Once he gets to the Calais Coach, he makes note of the other passengers cutting across all sorts of ages and strata of society, princesses and practical men—the usual disparate suspects. He is approached by a dealer of art named Rathcett (Johnny Depp, channeling Ray Liotta in Goodfellas) who asks for Poirot's protection—he fears for his life, but Poirot, despite sharing a dessert with the gangsterish fellow, refuses for the most basic of reasons—"I do not like your face." In the middle of the night, he will be murdered, stabbed repeatedly and the train will be stopped by an avalanche, keeping the occupants conveniently trapped aboard. It will be up to Poirot to discover who aboard could have committed the crime before the train can be freed and continue on its way to waiting authorities.

There are clues aplenty and the reasonable assumption that the murderer is still on-board, as a couple of random attacks, none fatal, make it suspicious that one of the others could be next. But, who could be the perpetrator of such a vicious murder? As Poirot interviews everybody on the train, he finds threads and suspicions, but most of them seem to be distractions rather than real clues.

There are attempts to make the film less claustrophobic, but they seem a trifle desperate to create some action in a scenario that is mostly talking and thinking. And Branagh (the director) tries to inject some mystery and resonance by making use of the di-optic qualities of the glass partitions in the carriage—a bit too much, actually. Like most of the film it is mere obfuscation to a denouement that answers the questions, but creates an ethical dilemma that is the real center of the story. That dilemma is resolved by a tricky maneuver by Poirot (not in the book, which ends abruptly with the solution of the murder without any sort of hand-wringing about justice) that is a tad simplistic and more than a bit impractical in matters of weight. Versions had resolved it "similarly," but Poirot's deliberate entrapment creates a scene that makes him seem more decisive and conniving, and does so without a lot of talk. Personally, when the subject is justice and right versus wrong, I much prefer talk.

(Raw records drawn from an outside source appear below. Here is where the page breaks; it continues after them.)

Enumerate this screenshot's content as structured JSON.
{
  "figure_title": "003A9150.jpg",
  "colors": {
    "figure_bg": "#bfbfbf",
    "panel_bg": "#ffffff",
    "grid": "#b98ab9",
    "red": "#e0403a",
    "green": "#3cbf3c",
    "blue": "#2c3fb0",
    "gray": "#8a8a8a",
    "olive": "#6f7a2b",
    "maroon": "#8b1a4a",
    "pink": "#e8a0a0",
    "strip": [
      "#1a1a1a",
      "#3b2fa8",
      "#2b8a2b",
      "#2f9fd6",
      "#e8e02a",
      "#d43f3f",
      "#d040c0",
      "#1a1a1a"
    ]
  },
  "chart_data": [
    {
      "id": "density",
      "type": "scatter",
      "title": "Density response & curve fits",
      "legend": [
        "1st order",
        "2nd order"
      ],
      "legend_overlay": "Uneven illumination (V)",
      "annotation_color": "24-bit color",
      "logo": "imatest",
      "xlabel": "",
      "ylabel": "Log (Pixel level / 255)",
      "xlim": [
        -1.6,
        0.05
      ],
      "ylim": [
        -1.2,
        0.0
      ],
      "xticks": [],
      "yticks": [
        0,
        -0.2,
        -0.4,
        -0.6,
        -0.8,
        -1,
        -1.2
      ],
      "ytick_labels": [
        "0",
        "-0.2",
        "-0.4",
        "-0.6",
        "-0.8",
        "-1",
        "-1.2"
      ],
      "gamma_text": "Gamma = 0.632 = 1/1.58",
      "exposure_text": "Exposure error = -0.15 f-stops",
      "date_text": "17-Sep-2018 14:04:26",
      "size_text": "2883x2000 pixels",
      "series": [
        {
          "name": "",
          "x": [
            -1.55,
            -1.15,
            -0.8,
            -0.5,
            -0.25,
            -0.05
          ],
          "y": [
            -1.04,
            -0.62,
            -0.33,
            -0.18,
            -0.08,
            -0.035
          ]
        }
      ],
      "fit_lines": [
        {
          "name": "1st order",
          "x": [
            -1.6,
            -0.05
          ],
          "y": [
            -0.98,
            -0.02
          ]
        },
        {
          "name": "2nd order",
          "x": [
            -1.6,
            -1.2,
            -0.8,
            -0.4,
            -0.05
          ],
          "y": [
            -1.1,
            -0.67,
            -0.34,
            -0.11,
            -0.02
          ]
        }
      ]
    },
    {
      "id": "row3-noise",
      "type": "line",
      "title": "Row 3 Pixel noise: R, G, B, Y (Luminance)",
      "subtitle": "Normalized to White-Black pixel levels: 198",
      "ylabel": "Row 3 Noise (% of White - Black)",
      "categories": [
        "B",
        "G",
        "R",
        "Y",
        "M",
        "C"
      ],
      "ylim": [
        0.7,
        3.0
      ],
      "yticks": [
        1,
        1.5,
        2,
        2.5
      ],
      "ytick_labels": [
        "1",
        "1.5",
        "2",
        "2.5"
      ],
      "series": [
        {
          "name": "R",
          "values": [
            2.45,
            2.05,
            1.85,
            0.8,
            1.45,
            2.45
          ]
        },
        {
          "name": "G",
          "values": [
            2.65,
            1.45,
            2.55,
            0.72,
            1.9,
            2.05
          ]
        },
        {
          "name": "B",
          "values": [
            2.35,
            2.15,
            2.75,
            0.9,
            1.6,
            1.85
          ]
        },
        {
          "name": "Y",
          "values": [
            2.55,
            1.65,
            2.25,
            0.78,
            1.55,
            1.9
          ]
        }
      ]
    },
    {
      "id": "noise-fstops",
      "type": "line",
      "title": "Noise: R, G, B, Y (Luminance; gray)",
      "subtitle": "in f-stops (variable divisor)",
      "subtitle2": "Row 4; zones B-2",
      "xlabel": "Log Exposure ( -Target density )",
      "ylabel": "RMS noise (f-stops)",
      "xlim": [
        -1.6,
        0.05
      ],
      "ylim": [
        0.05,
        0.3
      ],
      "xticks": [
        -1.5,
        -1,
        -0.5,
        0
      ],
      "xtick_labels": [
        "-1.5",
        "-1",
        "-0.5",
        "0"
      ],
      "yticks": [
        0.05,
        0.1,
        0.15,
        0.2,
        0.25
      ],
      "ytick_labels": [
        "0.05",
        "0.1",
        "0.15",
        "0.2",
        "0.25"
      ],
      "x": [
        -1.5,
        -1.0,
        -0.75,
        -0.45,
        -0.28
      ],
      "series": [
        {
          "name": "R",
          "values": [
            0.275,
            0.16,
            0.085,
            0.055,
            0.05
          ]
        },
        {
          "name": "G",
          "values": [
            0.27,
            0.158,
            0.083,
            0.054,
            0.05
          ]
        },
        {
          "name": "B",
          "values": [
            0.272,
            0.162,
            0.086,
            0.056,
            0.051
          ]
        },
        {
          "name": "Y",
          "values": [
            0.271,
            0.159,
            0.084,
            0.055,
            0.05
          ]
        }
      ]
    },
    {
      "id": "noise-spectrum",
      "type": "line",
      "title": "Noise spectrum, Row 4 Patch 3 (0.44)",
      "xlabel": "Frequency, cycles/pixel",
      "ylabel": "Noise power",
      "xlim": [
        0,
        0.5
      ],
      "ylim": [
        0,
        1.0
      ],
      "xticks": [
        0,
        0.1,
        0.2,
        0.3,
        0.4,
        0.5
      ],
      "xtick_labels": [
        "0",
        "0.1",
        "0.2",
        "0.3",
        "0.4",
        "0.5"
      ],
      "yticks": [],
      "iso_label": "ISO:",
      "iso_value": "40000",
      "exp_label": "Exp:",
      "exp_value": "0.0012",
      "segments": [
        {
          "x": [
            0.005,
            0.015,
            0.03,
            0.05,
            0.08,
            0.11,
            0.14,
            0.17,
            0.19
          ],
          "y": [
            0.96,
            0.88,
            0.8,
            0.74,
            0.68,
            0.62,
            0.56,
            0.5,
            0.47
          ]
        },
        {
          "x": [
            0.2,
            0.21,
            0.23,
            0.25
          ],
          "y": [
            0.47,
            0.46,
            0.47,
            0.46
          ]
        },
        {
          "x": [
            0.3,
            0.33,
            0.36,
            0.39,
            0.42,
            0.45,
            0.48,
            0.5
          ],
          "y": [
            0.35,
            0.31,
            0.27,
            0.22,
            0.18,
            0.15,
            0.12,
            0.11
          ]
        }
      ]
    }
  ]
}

At least, Branagh's is not as perversely celebratory as the 1974 Sidney Lumet version—a murder is committed, after all—but it is not as brave and resolutely moral as the Suchet television version, which has the detective shaken and fighting tears by his own actions (or lack of them) in the service of what might be justice. The detective is trapped by his own catholic history (far beyond the aspirations of Christie) and feels complicit in the whole affair. Now, that is something of some import. "The Murder on the Orient Express" has one more victim; it kills something in Poirot.

Now...the mustache. A review can't seem to go by without a mention of the very large and ferret-like mustache that Branagh's Poirot sports throughout the movie. Such is the sort of thing that dominates internet criticism or what passes for it. The cliche is the dainty little handlebar curl of Albert Finney and David Suchet. Branagh's winding "extreme" Imperial is a distraction—maybe that's why it's there, dramatically. But, there is one other reason it might be a part of this film. Dame Agatha was alive at the time of the 1974 Lumet version and her one criticism of it was thus: "It was well made except for one mistake. It was Albert Finney, as my detective Hercule Poirot. I wrote that he had the finest moustache in England — and he didn't in the film. I thought that a pity — why shouldn't he?"

I guess that is the answer to the ultimate mystery—why do it?  I just wish the answer was something more than "why shouldn't they?"


* ...for instance, in a couple of scenes, Branagh is seen clutching a locket with a portrait of his lost love, Catherine. Who? No such person existed in all of Christie. The closest Poirot came to "the woman" (how Sherlock Holmes referred to the woman he most admired, Irene Adler) was the Countess Vera Rossakoff. Setting something up for another movie. Well, to do that the first one has to be good.